A question of quality
Making it easy for foreign researchers to come to the United Kingdom is an important issue for maintaining the quality of British research according to Venki Ramakrishnan. He also mentions research funding as a crucial factor. The Prime Minister, Boris Johnson, has promised a “colossal” investment in science, and has said that he wants to double the support for research up until 2024.
An increase in the national funding is important to fill the gap that will arise if the opportunity to apply for EU funding disappears, says Venki Ramakrishnan, who still hopes however that the United Kingdom will remain within the EU’s research collaboration despite the country leaving the union.
“What we want is continued close collaboration. We want to be part of Horizon Europe.
If the UK instead leaves the research collaboration, our opportunities for international collaboration between researchers will reduce,” says Venki Ramakrishnan.
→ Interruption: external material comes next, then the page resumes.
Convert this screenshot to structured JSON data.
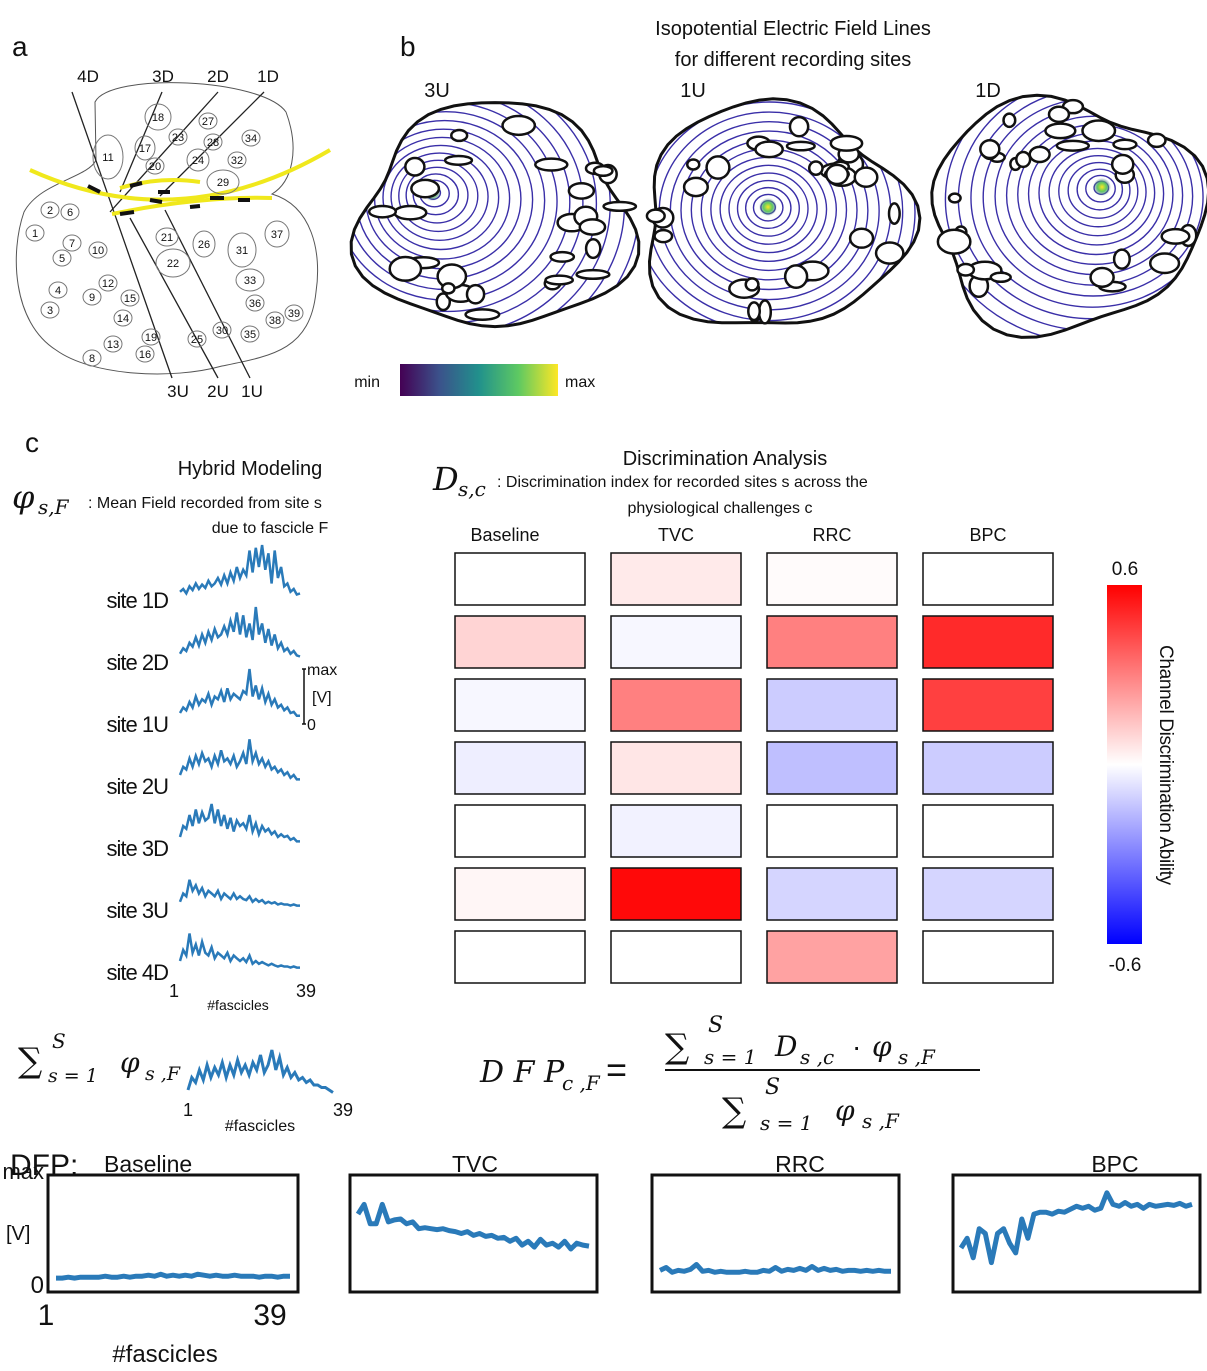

He mentions resource-intensive studies of gravitational waves and black holes as examples of projects that individual countries are unable to conduct on their own.
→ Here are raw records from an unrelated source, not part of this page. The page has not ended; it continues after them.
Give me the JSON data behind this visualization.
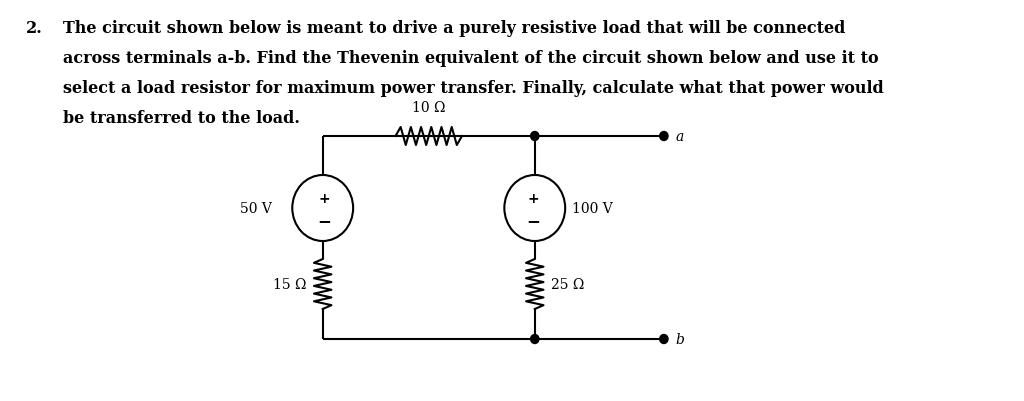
{
  "background_color": "#ffffff",
  "text_color": "#000000",
  "problem_number": "2.",
  "problem_text_line1": "The circuit shown below is meant to drive a purely resistive load that will be connected",
  "problem_text_line2": "across terminals a-b. Find the Thevenin equivalent of the circuit shown below and use it to",
  "problem_text_line3": "select a load resistor for maximum power transfer. Finally, calculate what that power would",
  "problem_text_line4": "be transferred to the load.",
  "font_size_text": 11.5,
  "font_family": "serif",
  "font_weight": "bold",
  "circuit": {
    "v1_label": "50 V",
    "v2_label": "100 V",
    "r1_label": "10 Ω",
    "r2_label": "15 Ω",
    "r3_label": "25 Ω",
    "terminal_a": "a",
    "terminal_b": "b"
  }
}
“In some cases, large-scale collaboration means that the research is done quicker. In other cases, it is a prerequisite for the research being possible at all.”
Researchers see advantages
Vivienne Stern also emphasises the important of continued strong collaboration between researchers in the United Kingdom and the EU countries. She believes that the reason why many British researchers were against Brexit is linked to the fact that researchers often operate in international environments.
“Many British researchers have strong links to European networks, and recognise the great advantages of international cooperation.” This means taking advantage of the knowledge and technology that is needed to move forwards, irrespective of where this knowledge or technology exists.
She wants the United Kingdom to remain within the EU’s research collaboration and to join the upcoming research programme Horizon Europe. She also highlights the United Kingdom’s participation in the Erasmus student exchange programme as an important issues to be determined in the near future.
“This is a big issue for us. We will be lobbying for us to remain. Erasmus has done more than any other initiative when it comes to removing barriers between countries,” she says.
Vivienne Stern says she is keeping her hopes up about continued research collaboration through the EU, and she hopes that researchers in the EU countries will do the same:
“I want to encourage researchers to continue working with us until someone expressly says that they can’t. Please don’t stop collaborating with us!”
Vivienne Stern feels that British politicians have heard the warnings from her and other researchers about the risks of leaving the EU’s research collaboration.
“We have had the chance to explain why international collaboration in research is important, and I feel that the politicians have listened. The Secretary of State for Education has really made an effort to convey the importance of staying in the collaboration programme,” she says, but at the same time emphasises that nothing can be taken for granted.
New ways to collaborate
If it turns out that the United Kingdom is not just leaving the EU, but also the EU’s research programme, then new ways to collaborate internationally will be needed, she thinks. The uncertainties of the last few years have meant that several universities both in the United Kingdom and in other countries have begun discussing and forging such links.
“Initiatives have been taken to strengthen collaboration, irrespective of what happens politically, and this is promising. In some way, we will continue collaborating in research, and having student exchanges. I’m convinced of that,” says Vivienne Stern.